A total of 240 patients with low RC who underwent treatment at the Ninth Medical Center of the PLA General Hospital between February 2019 and May 2024 were randomly assigned to four groups (n = 60 each): one experimental group and three control groups (A, B, and C). The experimental group underwent intraoperative placement of stay sutures at the anastomotic site under anoscopic guidance during low anterior resection with defunctioning stoma, with 3 to 4 radial transanastomotic sutures placed across the anastomotic line. Postoperative anal dilatation was initiated two weeks after surgery.
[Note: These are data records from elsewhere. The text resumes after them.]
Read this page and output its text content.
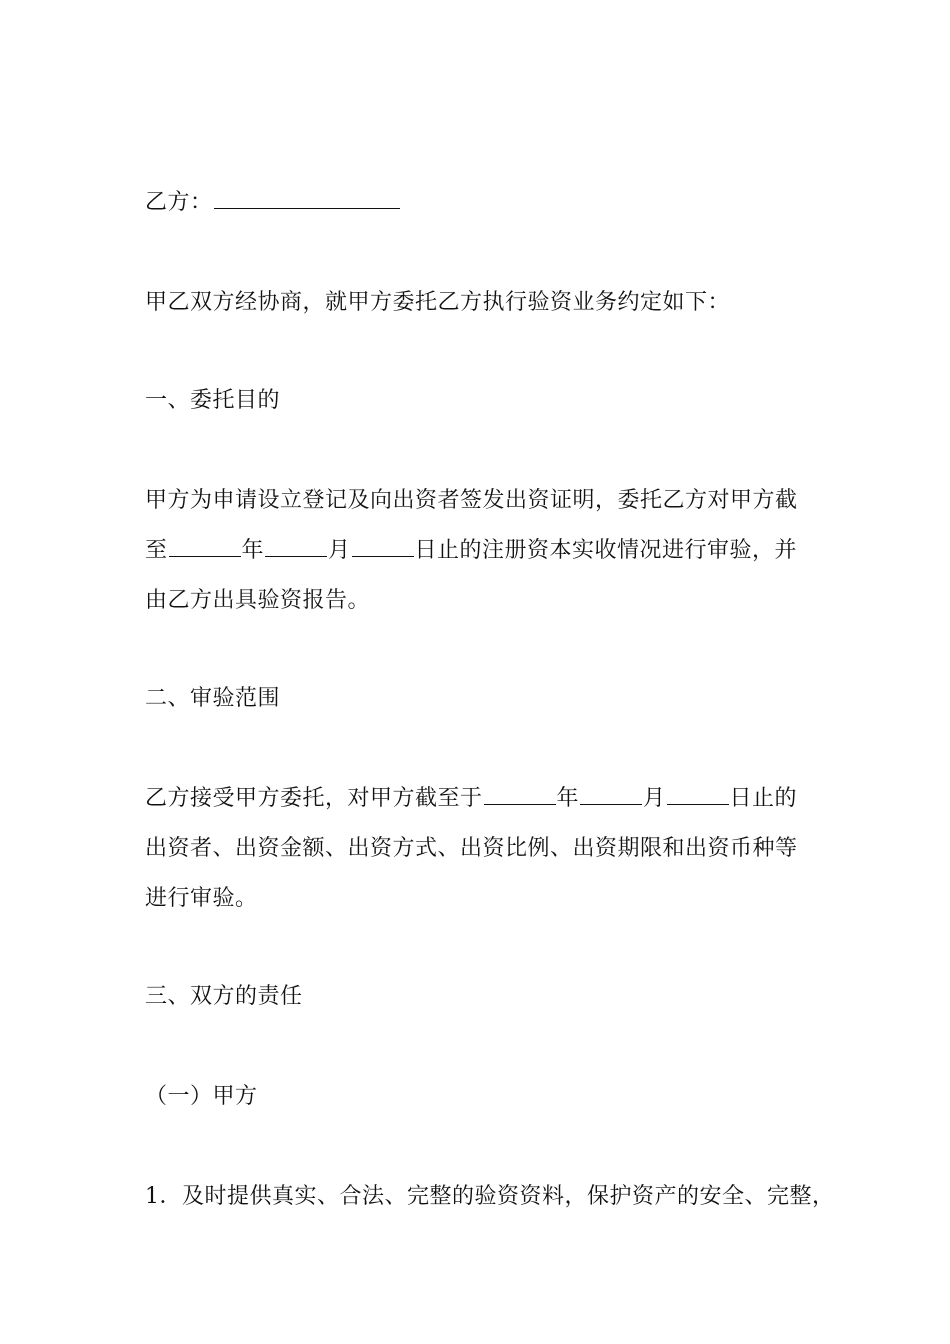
乙方：
甲乙双方经协商，就甲方委托乙方执行验资业务约定如下：
一、委托目的
甲方为申请设立登记及向出资者签发出资证明，委托乙方对甲方截
至	年	月	日止的注册资本实收情况进行审验，并
由乙方出具验资报告。
二、审验范围
乙方接受甲方委托，对甲方截至于	年	月	日止的
出资者、出资金额、出资方式、出资比例、出资期限和出资币种等
进行审验。
三、双方的责任
（一）甲方
1．及时提供真实、合法、完整的验资资料，保护资产的安全、完整，
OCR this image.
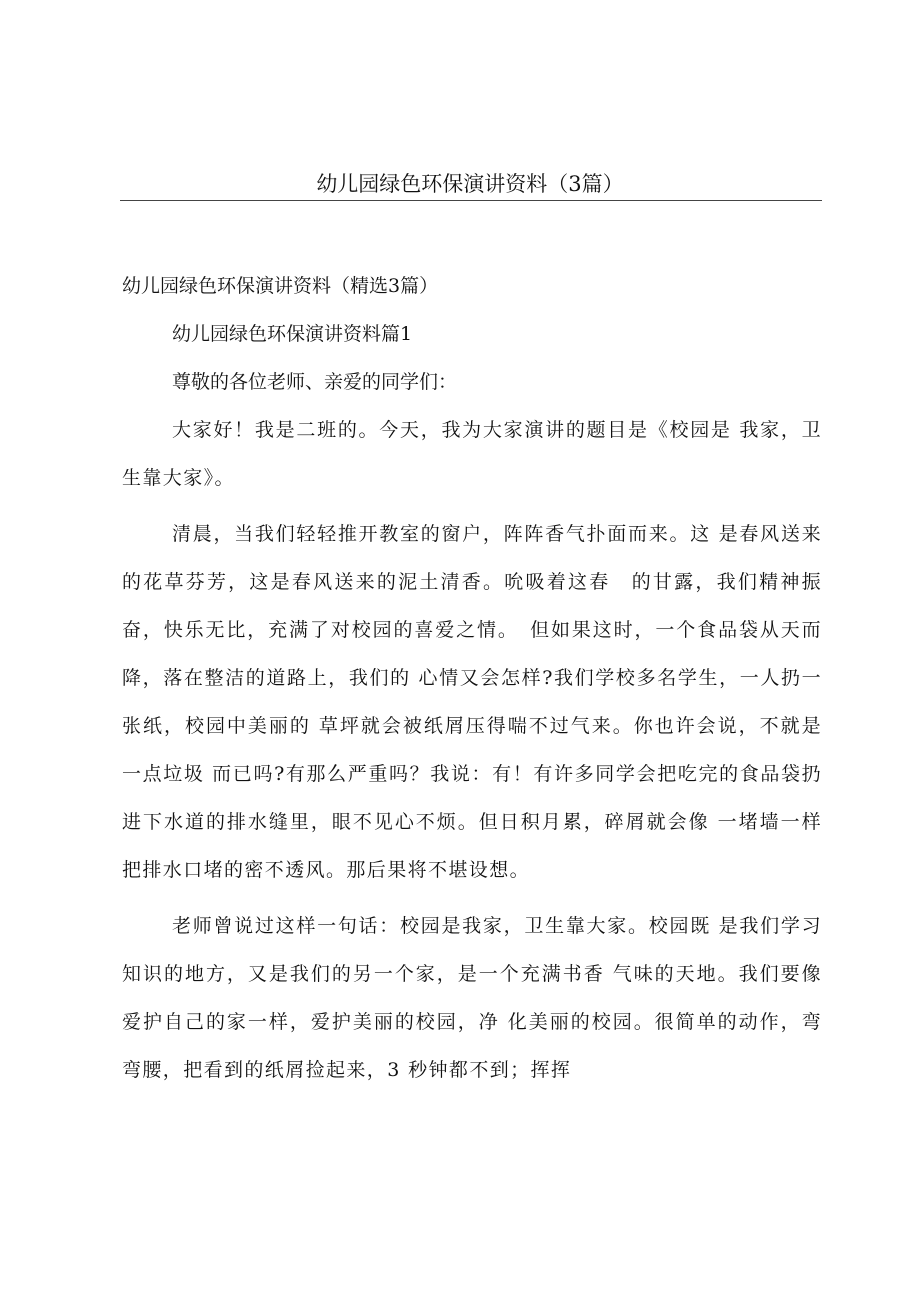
幼儿园绿色环保演讲资料（3篇）
幼儿园绿色环保演讲资料（精选3篇）
幼儿园绿色环保演讲资料篇1
尊敬的各位老师、亲爱的同学们：

大家好！我是二班的。今天，我为大家演讲的题目是《校园是 我家，卫生靠大家》。

清晨，当我们轻轻推开教室的窗户，阵阵香气扑面而来。这 是春风送来的花草芬芳，这是春风送来的泥土清香。吮吸着这春　的甘露，我们精神振奋，快乐无比，充满了对校园的喜爱之情。　但如果这时，一个食品袋从天而降，落在整洁的道路上，我们的 心情又会怎样?我们学校多名学生，一人扔一张纸，校园中美丽的 草坪就会被纸屑压得喘不过气来。你也许会说，不就是一点垃圾 而已吗?有那么严重吗？我说：有！有许多同学会把吃完的食品袋扔 进下水道的排水缝里，眼不见心不烦。但日积月累，碎屑就会像 一堵墙一样把排水口堵的密不透风。那后果将不堪设想。

老师曾说过这样一句话：校园是我家，卫生靠大家。校园既 是我们学习知识的地方，又是我们的另一个家，是一个充满书香 气味的天地。我们要像爱护自己的家一样，爱护美丽的校园，净 化美丽的校园。很简单的动作，弯弯腰，把看到的纸屑捡起来，3 秒钟都不到；挥挥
Control group A received only intraoperative stay sutures; control group B received only postoperative anal dilatation; control group C received neither intervention. The incidence of AS was evaluated 1 to 2 months postoperatively, with follow-up continuing from 2 months to 1 year.

Results

The incidence of AS was 0% in the experimental group, 2% in control group A, 7% in control group B, and 48% in control group C.

Conclusion

The combined use of intraoperative stay suture placement and postoperative anal dilatation was effective in preventing AS following low anterior resection with defunctioning stoma in patients with RC. Intraoperative stay sutures also provided additional benefits in reinforcing anastomosis and achieving hemostasis. Owing to its simplicity, safety and clinical utility, this strategy may be considered for broader application in surgical practice.